Al menos podía sellar las cartas y documentos: ¡eso sí era divertido! Por lo menos Margaery no era como los demás. Jugaba con él, se lo pasaban bien juntos, corrían detrás de Ser Garras, Lady Bigotes y Botas y bailaban. Ella lo animaba a aprender, a tomar clases de esgrima y equitación, a tomarse su papel como rey muy en serio, pero su madre no le permitía nada de eso. ¿Cómo iba a ser rey si no le dejaban aprender a serlo?
Ahora Margaery ya no estaba.

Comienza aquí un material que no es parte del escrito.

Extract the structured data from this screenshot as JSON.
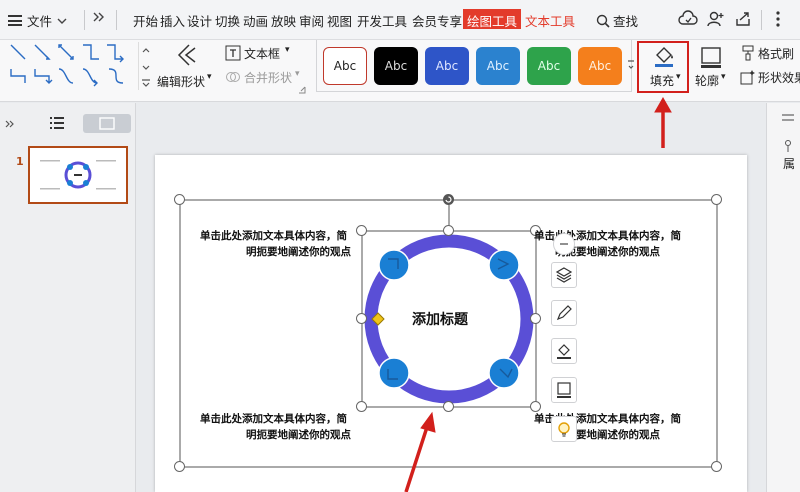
{
  "menubar": {
    "file_label": "文件",
    "tabs": [
      "开始",
      "插入",
      "设计",
      "切换",
      "动画",
      "放映",
      "审阅",
      "视图",
      "开发工具",
      "会员专享"
    ],
    "active_tab": "绘图工具",
    "context_tab": "文本工具",
    "search_label": "查找"
  },
  "ribbon": {
    "edit_shape_label": "编辑形状",
    "textbox_label": "文本框",
    "merge_shape_label": "合并形状",
    "swatch_text": "Abc",
    "swatch_colors": [
      "#ffffff",
      "#000000",
      "#2e55c8",
      "#2b82cf",
      "#2ea34b",
      "#f47f1c"
    ],
    "fill_label": "填充",
    "outline_label": "轮廓",
    "format_painter_label": "格式刷",
    "shape_effect_label": "形状效果"
  },
  "slides_panel": {
    "slide_number": "1"
  },
  "slide": {
    "title": "添加标题",
    "body_line1": "单击此处添加文本具体内容，简",
    "body_line2": "明扼要地阐述你的观点",
    "ring_color": "#5a4fd6",
    "node_color": "#1a7fd4"
  },
  "right_rail": {
    "label": "属"
  },
  "colors": {
    "accent_red": "#e33b2b",
    "highlight_red": "#d2201c"
  }
}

Su madre tampoco. Su padre había muerto hacía tiempo y a su tío Kevan se lo acababan de llevar los Siete Dioses.
En fin, al menos todavía quedaban documentos para sellar.
Finito.
Me ha gustado mucho escribir esto. Quizás uno de estos días escoja a otra de las grandes casas y repita el proceso con ellos. O quizás me saque un Jaime/Brienne de la manga, quién sabe.
Gracias por leerme, por dejarme reviews y por animarme a seguir escribiendo. ¡Nos vemos!